Personal information
- Born: June 25, 1997 (age 28) Athens, Greece
- Nationality: Greek
- Listed height: 6 ft 8.75 in (2.05 m)
- Listed weight: 205 lb (93 kg)

Career information
- High school: Arlington Country Day School (Jacksonville, Florida)
- College: St. Thomas (FL) (2016–2019)
- NBA draft: 2019: undrafted
- Playing career: 2019–present

Career history
- 2019–2020: Panionios
- 2020–2021: Dafni Dafniou
- 2021–2023: Psychiko
- 2023–2024: Karditsa
- 2024: Aias Evosmou
- 2024–present: Ermis Schimatari

= Fotios Malelis =

Greek basketball player

Fotios "Fotis" Malelis (Greek: Φώτιος "Φώτης" Μαλέλης; born June 25, 1997) is a Greek professional basketball player for Ermis Schimatari of the Greek A2 Elite League. He is a 2.05 m tall power forward.

==High school==
Malelis played high school basketball at the Arlington Country Day School, in Jacksonville, Florida.

==College career==
Malelis played college basketball in the National Association of Intercollegiate Athletics, with the St. Thomas University, from 2016 to 2019.

==Professional career==
After going undrafted at the 2019 NBA draft Malelis joined Panionios of the Greek Basket League.

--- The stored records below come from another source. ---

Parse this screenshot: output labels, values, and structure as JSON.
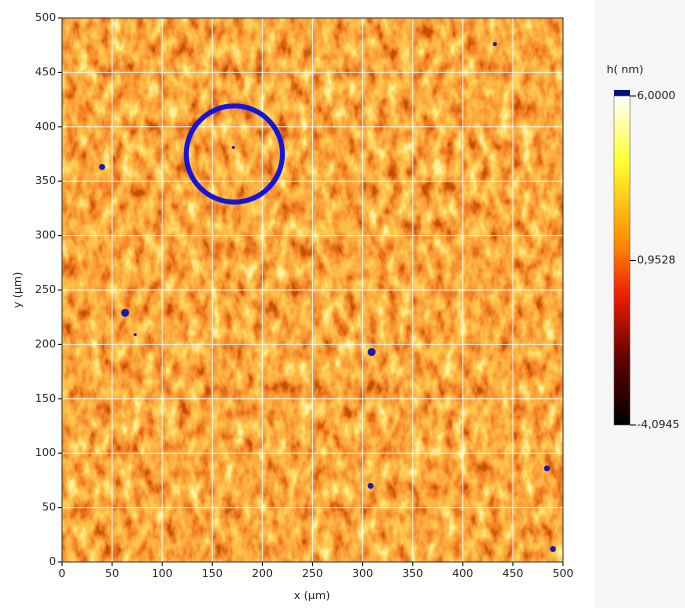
{
  "chart_data": {
    "type": "heatmap",
    "xlabel": "x (µm)",
    "ylabel": "y (µm)",
    "xlim": [
      0,
      500
    ],
    "ylim": [
      0,
      500
    ],
    "xticks": [
      0,
      50,
      100,
      150,
      200,
      250,
      300,
      350,
      400,
      450,
      500
    ],
    "yticks": [
      0,
      50,
      100,
      150,
      200,
      250,
      300,
      350,
      400,
      450,
      500
    ],
    "grid": true,
    "colorbar": {
      "title": "h( nm)",
      "clim": [
        -4.0945,
        6
      ],
      "ticks": [
        {
          "value": 6,
          "label": "6,0000"
        },
        {
          "value": 0.9528,
          "label": "0,9528"
        },
        {
          "value": -4.0945,
          "label": "-4,0945"
        }
      ]
    },
    "points": {
      "color": "#1a1aa8",
      "x": [
        40,
        63,
        73,
        309,
        308,
        484,
        490,
        432,
        171
      ],
      "y": [
        363,
        229,
        209,
        193,
        70,
        86,
        12,
        476,
        381
      ],
      "size": [
        3,
        4,
        1.5,
        4,
        3,
        3,
        3,
        2,
        1.5
      ]
    },
    "circle": {
      "x": 172,
      "y": 375,
      "r": 48,
      "color": "#1515d8"
    }
  }
}
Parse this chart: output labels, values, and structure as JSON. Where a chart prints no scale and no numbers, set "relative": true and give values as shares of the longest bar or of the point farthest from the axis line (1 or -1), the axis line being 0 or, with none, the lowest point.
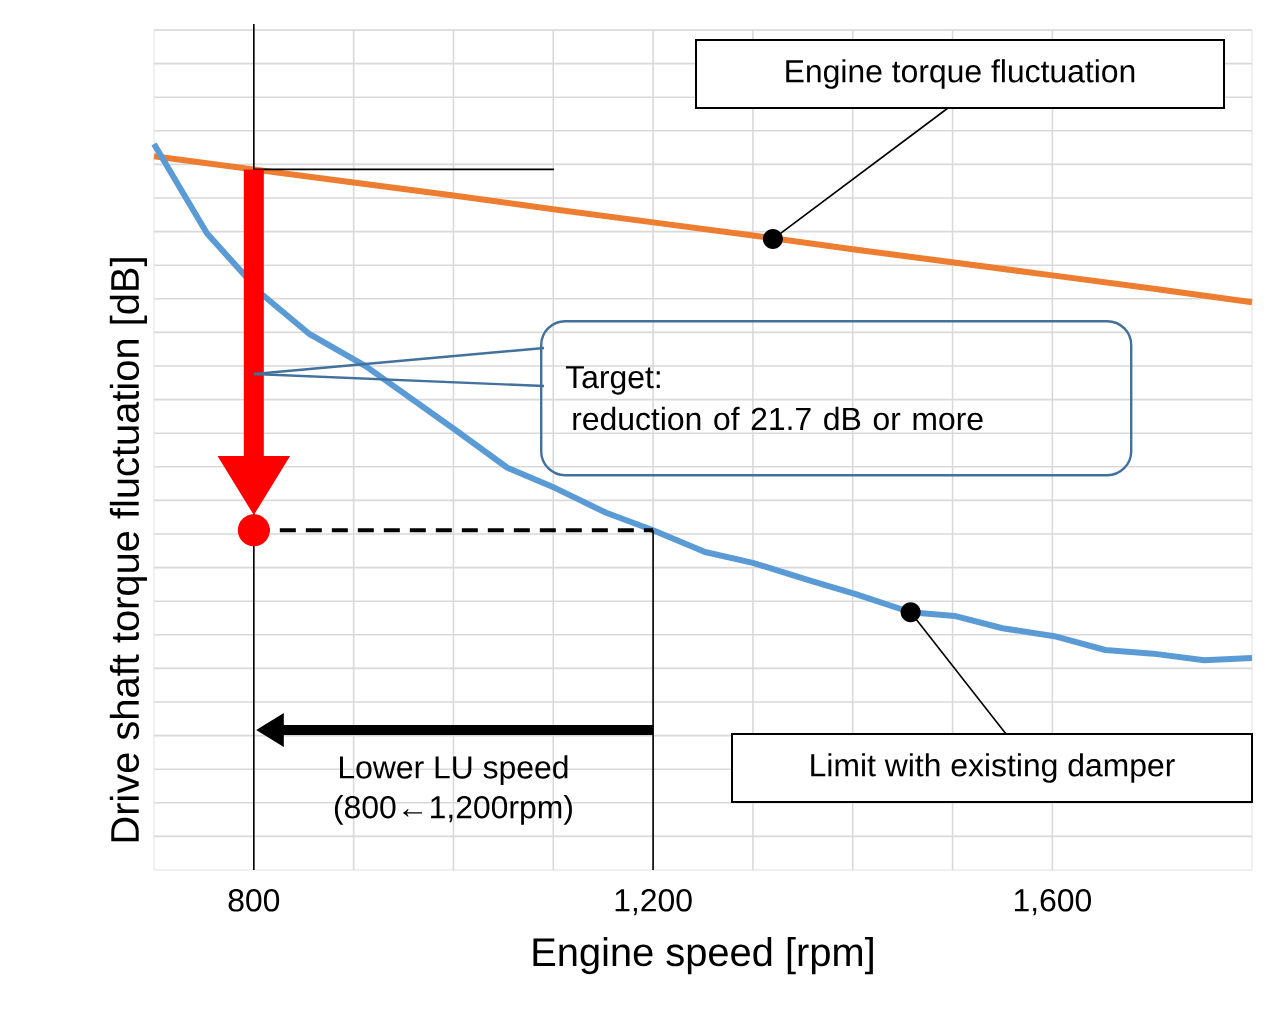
{
  "chart_data": {
    "type": "line",
    "xlabel": "Engine speed [rpm]",
    "ylabel": "Drive shaft torque fluctuation [dB]",
    "xlim": [
      700,
      1800
    ],
    "xticks": [
      {
        "value": 800,
        "label": "800"
      },
      {
        "value": 1200,
        "label": "1,200"
      },
      {
        "value": 1600,
        "label": "1,600"
      }
    ],
    "relative": true,
    "grid": true,
    "tick_labels": "x",
    "marker": "none",
    "line_style": "solid",
    "series": [
      {
        "name": "Engine torque fluctuation",
        "color": "#ed7d31",
        "x": [
          700,
          800,
          900,
          1000,
          1100,
          1200,
          1300,
          1400,
          1500,
          1600,
          1700,
          1800
        ],
        "values": [
          0.983,
          0.965,
          0.947,
          0.929,
          0.91,
          0.892,
          0.874,
          0.855,
          0.837,
          0.819,
          0.801,
          0.782
        ]
      },
      {
        "name": "Limit with existing damper",
        "color": "#5b9bd5",
        "x": [
          700,
          753,
          808,
          856,
          912,
          1002,
          1054,
          1102,
          1153,
          1200,
          1252,
          1300,
          1359,
          1403,
          1458,
          1502,
          1550,
          1602,
          1653,
          1701,
          1752,
          1800
        ],
        "values": [
          1.0,
          0.877,
          0.793,
          0.738,
          0.694,
          0.606,
          0.554,
          0.526,
          0.492,
          0.468,
          0.438,
          0.423,
          0.398,
          0.38,
          0.355,
          0.35,
          0.333,
          0.322,
          0.303,
          0.298,
          0.289,
          0.292
        ]
      }
    ],
    "ref_lines": [
      {
        "axis": "x",
        "value": 800
      },
      {
        "axis": "x",
        "value": 1200
      }
    ],
    "annotations": [
      "Target:",
      "reduction of 21.7 dB or more",
      "Lower LU speed",
      "(800←1,200rpm)"
    ]
  }
}
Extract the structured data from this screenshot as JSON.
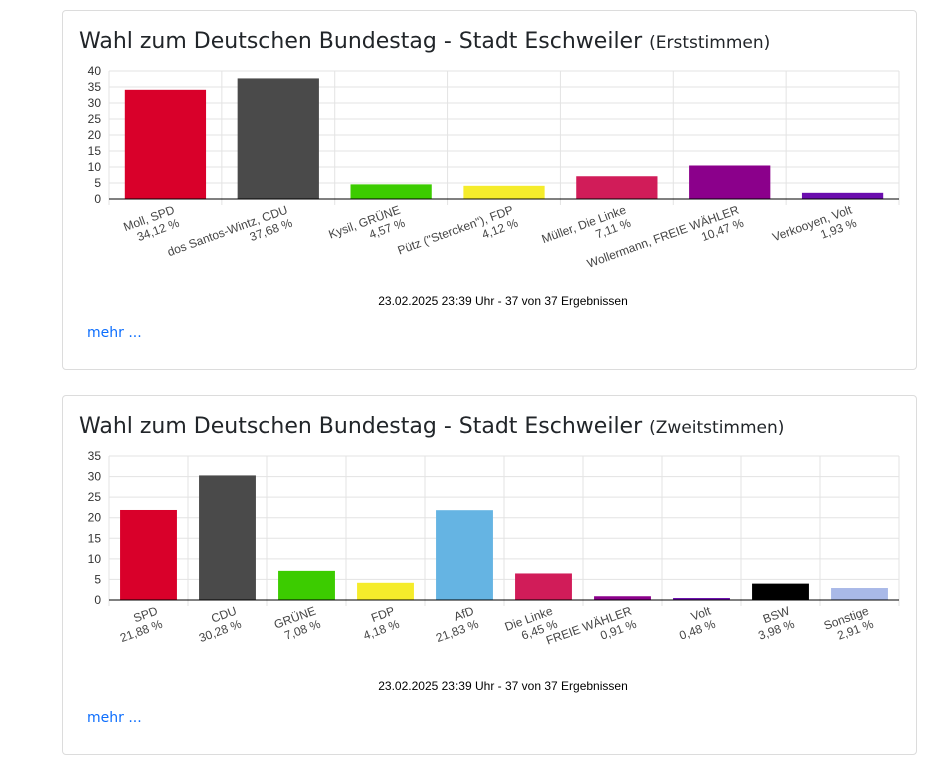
{
  "charts": [
    {
      "title_main": "Wahl zum Deutschen Bundestag - Stadt Eschweiler",
      "title_suffix": "(Erststimmen)",
      "footer": "23.02.2025 23:39 Uhr - 37 von 37 Ergebnissen",
      "more_label": "mehr ..."
    },
    {
      "title_main": "Wahl zum Deutschen Bundestag - Stadt Eschweiler",
      "title_suffix": "(Zweitstimmen)",
      "footer": "23.02.2025 23:39 Uhr - 37 von 37 Ergebnissen",
      "more_label": "mehr ..."
    }
  ],
  "chart_data": [
    {
      "type": "bar",
      "title": "Wahl zum Deutschen Bundestag - Stadt Eschweiler (Erststimmen)",
      "categories": [
        "Moll, SPD",
        "dos Santos-Wintz, CDU",
        "Kysil, GRÜNE",
        "Pütz (\"Stercken\"), FDP",
        "Müller, Die Linke",
        "Wollermann, FREIE WÄHLER",
        "Verkooyen, Volt"
      ],
      "value_labels": [
        "34,12 %",
        "37,68 %",
        "4,57 %",
        "4,12 %",
        "7,11 %",
        "10,47 %",
        "1,93 %"
      ],
      "values": [
        34.12,
        37.68,
        4.57,
        4.12,
        7.11,
        10.47,
        1.93
      ],
      "colors": [
        "#d9002a",
        "#4a4a4a",
        "#3ccc00",
        "#f5ec2b",
        "#d11c59",
        "#8b008b",
        "#6a0dad"
      ],
      "ylim": [
        0,
        40
      ],
      "yticks": [
        0,
        5,
        10,
        15,
        20,
        25,
        30,
        35,
        40
      ],
      "grid": true
    },
    {
      "type": "bar",
      "title": "Wahl zum Deutschen Bundestag - Stadt Eschweiler (Zweitstimmen)",
      "categories": [
        "SPD",
        "CDU",
        "GRÜNE",
        "FDP",
        "AfD",
        "Die Linke",
        "FREIE WÄHLER",
        "Volt",
        "BSW",
        "Sonstige"
      ],
      "value_labels": [
        "21,88 %",
        "30,28 %",
        "7,08 %",
        "4,18 %",
        "21,83 %",
        "6,45 %",
        "0,91 %",
        "0,48 %",
        "3,98 %",
        "2,91 %"
      ],
      "values": [
        21.88,
        30.28,
        7.08,
        4.18,
        21.83,
        6.45,
        0.91,
        0.48,
        3.98,
        2.91
      ],
      "colors": [
        "#d9002a",
        "#4a4a4a",
        "#3ccc00",
        "#f5ec2b",
        "#65b4e3",
        "#d11c59",
        "#8b008b",
        "#6a0dad",
        "#000000",
        "#a9b9e8"
      ],
      "ylim": [
        0,
        35
      ],
      "yticks": [
        0,
        5,
        10,
        15,
        20,
        25,
        30,
        35
      ],
      "grid": true
    }
  ]
}
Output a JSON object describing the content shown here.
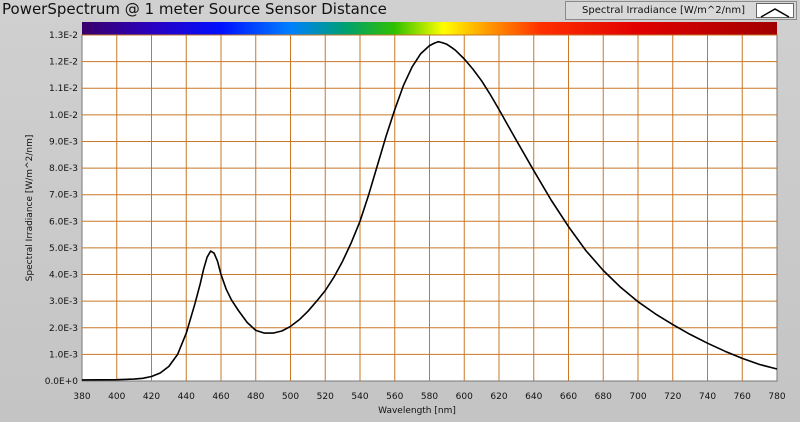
{
  "window": {
    "title": "PowerSpectrum @ 1 meter Source Sensor Distance",
    "legend_label": "Spectral Irradiance [W/m^2/nm]",
    "legend_icon": "line-plot-icon"
  },
  "colors": {
    "background": "#c9c9c9",
    "plot_area": "#ffffff",
    "grid": "#c87828",
    "series_line": "#000000",
    "spectrum_bar": [
      "#3a0068",
      "#0000ff",
      "#0090ff",
      "#00a000",
      "#ffff00",
      "#ff8000",
      "#ff0000",
      "#a00000"
    ]
  },
  "chart_data": {
    "type": "line",
    "title": "PowerSpectrum @ 1 meter Source Sensor Distance",
    "xlabel": "Wavelength [nm]",
    "ylabel": "Spectral Irradiance [W/m^2/nm]",
    "xlim": [
      380,
      780
    ],
    "ylim": [
      0,
      0.013
    ],
    "grid": true,
    "legend_position": "top-right",
    "x_ticks": [
      "380",
      "400",
      "420",
      "440",
      "460",
      "480",
      "500",
      "520",
      "540",
      "560",
      "580",
      "600",
      "620",
      "640",
      "660",
      "680",
      "700",
      "720",
      "740",
      "760",
      "780"
    ],
    "y_ticks": [
      "0.0E+0",
      "1.0E-3",
      "2.0E-3",
      "3.0E-3",
      "4.0E-3",
      "5.0E-3",
      "6.0E-3",
      "7.0E-3",
      "8.0E-3",
      "9.0E-3",
      "1.0E-2",
      "1.1E-2",
      "1.2E-2",
      "1.3E-2"
    ],
    "series": [
      {
        "name": "Spectral Irradiance [W/m^2/nm]",
        "x": [
          380,
          400,
          410,
          415,
          420,
          425,
          430,
          435,
          440,
          445,
          448,
          450,
          452,
          454,
          456,
          458,
          460,
          463,
          466,
          470,
          475,
          480,
          485,
          490,
          495,
          500,
          505,
          510,
          515,
          520,
          525,
          530,
          535,
          540,
          545,
          550,
          555,
          560,
          565,
          570,
          575,
          580,
          583,
          585,
          587,
          590,
          593,
          595,
          600,
          605,
          610,
          615,
          620,
          625,
          630,
          640,
          650,
          660,
          670,
          680,
          690,
          700,
          710,
          720,
          730,
          740,
          750,
          760,
          770,
          780
        ],
        "y": [
          4e-05,
          5e-05,
          7e-05,
          0.0001,
          0.00017,
          0.0003,
          0.00055,
          0.001,
          0.0018,
          0.0029,
          0.00365,
          0.0042,
          0.00465,
          0.00488,
          0.0048,
          0.0045,
          0.004,
          0.00345,
          0.00305,
          0.00265,
          0.0022,
          0.0019,
          0.0018,
          0.0018,
          0.00188,
          0.00205,
          0.0023,
          0.00262,
          0.003,
          0.0034,
          0.0039,
          0.0045,
          0.0052,
          0.006,
          0.007,
          0.0081,
          0.0092,
          0.0102,
          0.0111,
          0.0118,
          0.0123,
          0.0126,
          0.0127,
          0.01275,
          0.01272,
          0.01265,
          0.01252,
          0.01242,
          0.0121,
          0.01172,
          0.01128,
          0.01076,
          0.0102,
          0.00962,
          0.00904,
          0.0079,
          0.0068,
          0.0058,
          0.0049,
          0.00415,
          0.00352,
          0.00298,
          0.00252,
          0.00212,
          0.00175,
          0.00142,
          0.00112,
          0.00085,
          0.00062,
          0.00045
        ]
      }
    ]
  }
}
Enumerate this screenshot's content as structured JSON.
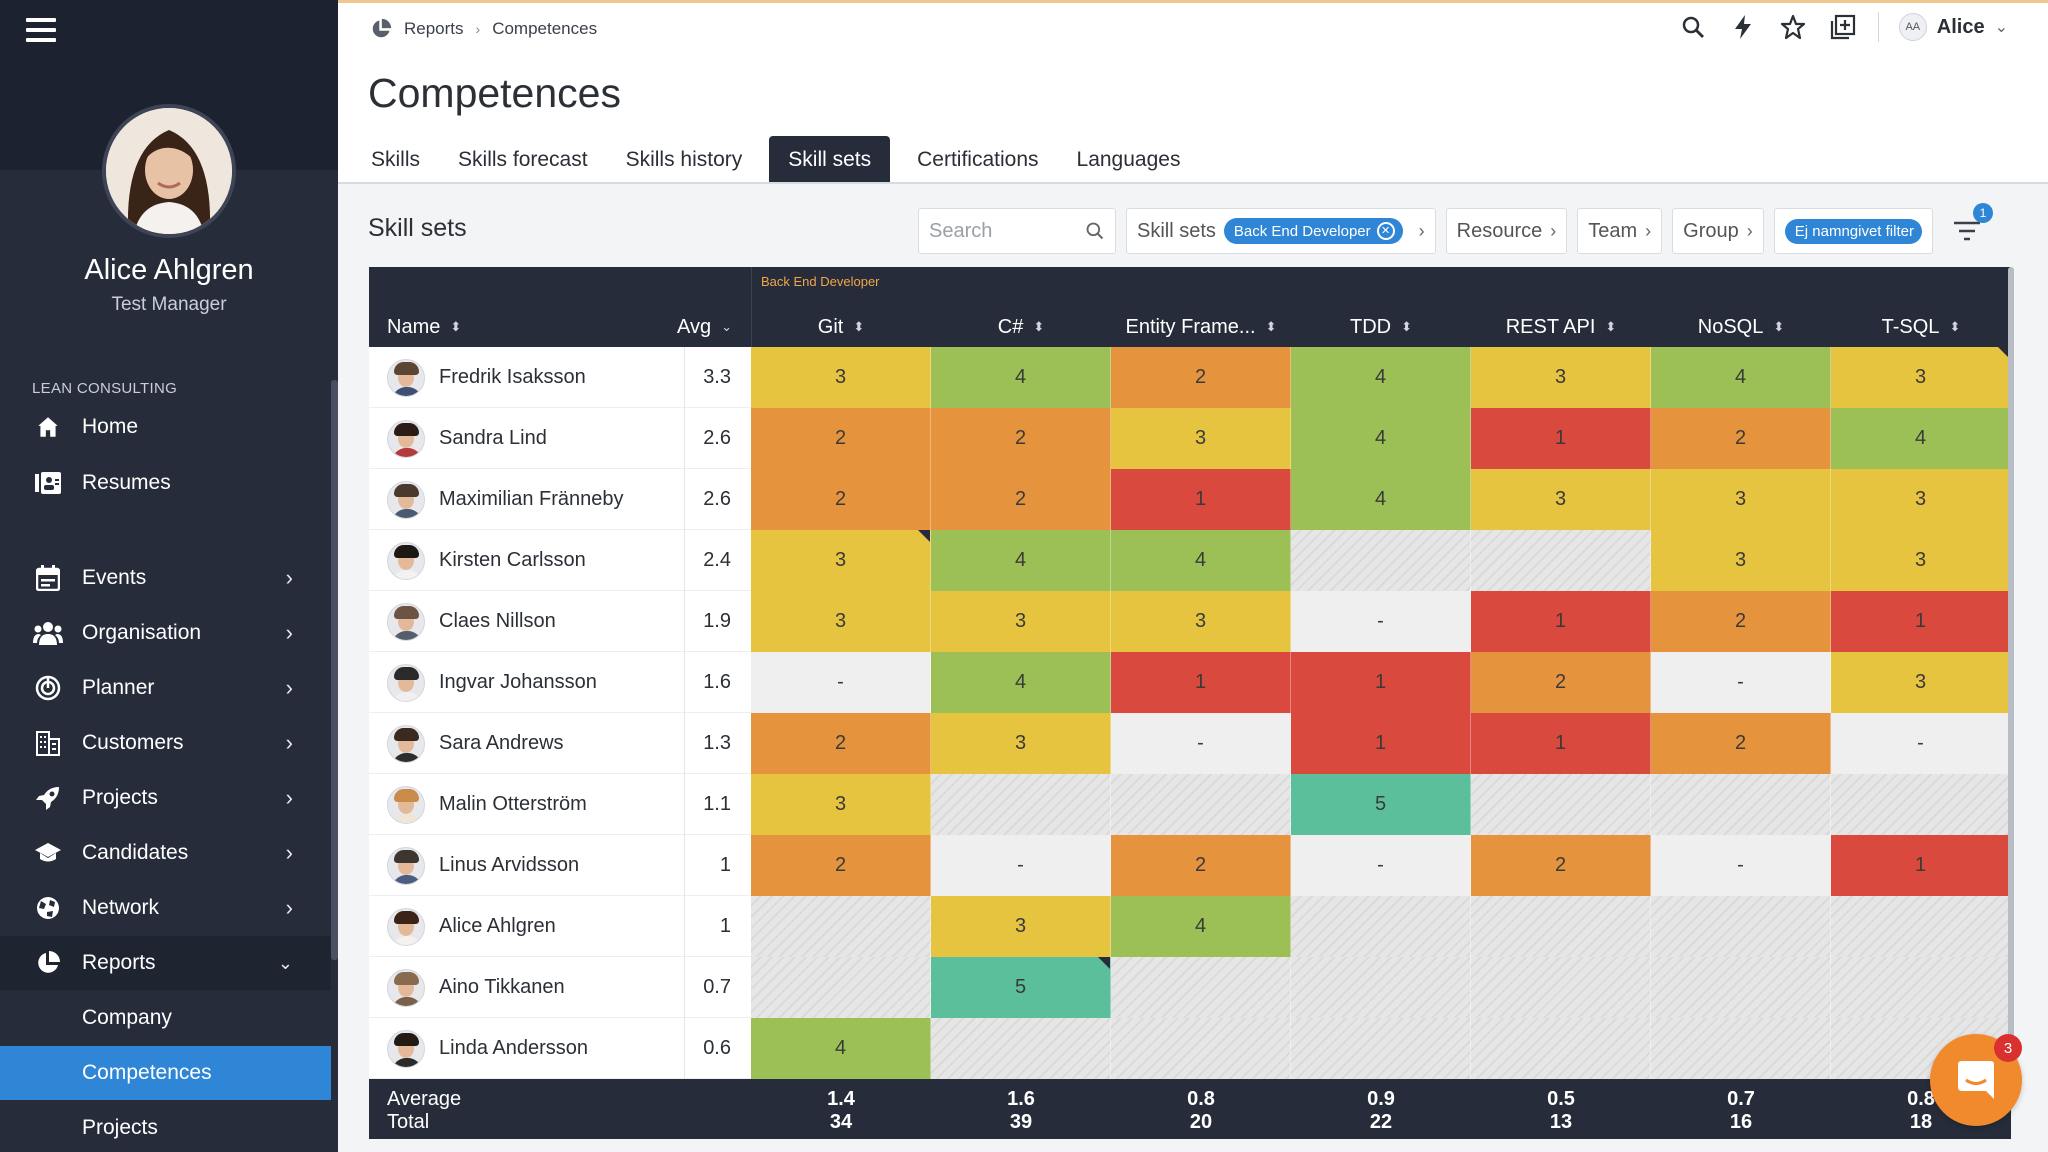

On September 8, 2020, Malelis joined Dafni Dafniou of the Greek A2 League.

On August 20, 2021, he moved to Psychiko of the Greek A2 League, where he stayed for two seasons.

On September 24, 2023, Malelis returned to the top division, signing with Karditsa.

On January 7, 2024, Malelis moved to Aias Evosmou.